Q1. Humans have two distinct copies of every autosome (setting aside trisomy 21, etc. for now).

Suppose someone is heterozygous for both variants: they have both an A and a G at rs10005588, and they have both an A and a C at rs12505231. Then there are two haplotype possibilities:

• One copy of chromosome 4 has both As, and the other copy has a G at rs10005588 and a C at rs12505231.
• One copy of chromosome 4 has an A at rs10005588 and a C at rs12505231, and the other copy has a G at rs10005588 and an A at rs12505231.

Many analyses do not care about the difference between these two possibilities--they can ignore 'phase'. However, the --ld computation actually needs a separate frequency estimate for each haplotype. This is where the CubeX reference (https://bmcbioinformatics.biomedcentral.com/articles/10.1186/1471-2105-8-428 ) comes into play: the solutions of that cubic equation are the local maxima of a commonly used haplotype-frequency likelihood function. PLINK 1.9 --ld reports all the local maxima.

With that said, you're probably most interested in the global maximum; in retrospect, PLINK 1.9 --ld should have labeled that, too. PLINK 2.0 --ld corrects this oversight.
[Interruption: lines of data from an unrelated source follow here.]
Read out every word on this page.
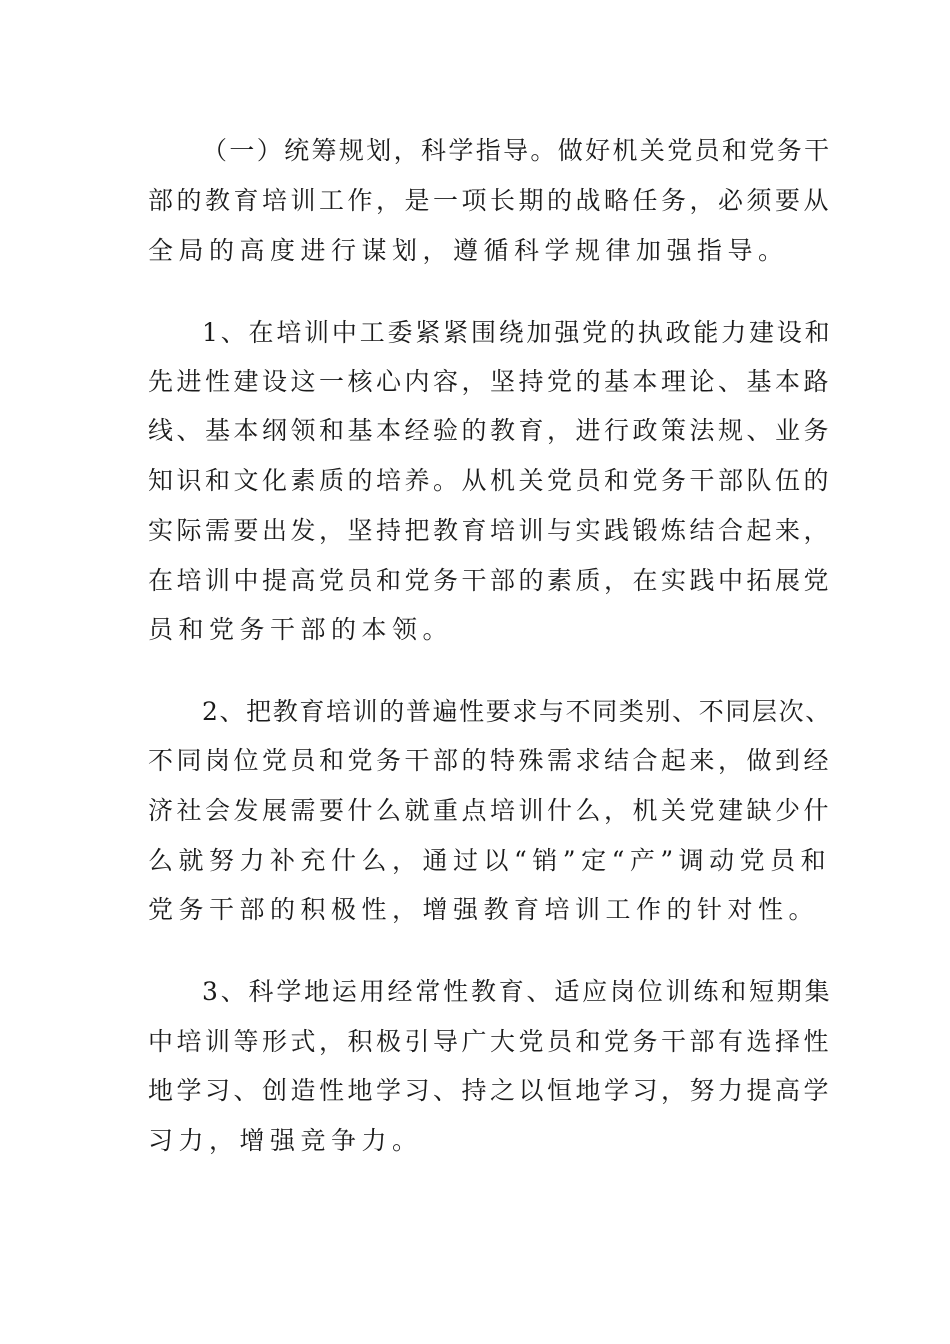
（一）统筹规划，科学指导。做好机关党员和党务干
部的教育培训工作，是一项长期的战略任务，必须要从
全局的高度进行谋划，遵循科学规律加强指导。
1、在培训中工委紧紧围绕加强党的执政能力建设和
先进性建设这一核心内容，坚持党的基本理论、基本路
线、基本纲领和基本经验的教育，进行政策法规、业务
知识和文化素质的培养。从机关党员和党务干部队伍的
实际需要出发，坚持把教育培训与实践锻炼结合起来，
在培训中提高党员和党务干部的素质，在实践中拓展党
员和党务干部的本领。
2、把教育培训的普遍性要求与不同类别、不同层次、
不同岗位党员和党务干部的特殊需求结合起来，做到经
济社会发展需要什么就重点培训什么，机关党建缺少什
么就努力补充什么，通过以“销”定“产”调动党员和
党务干部的积极性，增强教育培训工作的针对性。
3、科学地运用经常性教育、适应岗位训练和短期集
中培训等形式，积极引导广大党员和党务干部有选择性
地学习、创造性地学习、持之以恒地学习，努力提高学
习力，增强竞争力。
Q2. As mentioned above, PLINK usually doesn't know the actual haplotypes for samples which are heterozygous for both variants. (Exception: you are using PLINK 2 .pgen files constructed from a phased VCF. Note that the Eagle (https://data.broadinstitute.org/alkesgroup/Eagle/ ), SHAPEIT4 (https://odelaneau.github.io/shapeit4/ ), and Beagle (https://faculty.washington.edu/browning/beagle/beagle.html ) software packages can produce pretty good phased VCFs when you don't have any phase information from the original genotyping/sequencing process.) The frequency column displays the haplotype-frequency guesses that PLINK is using.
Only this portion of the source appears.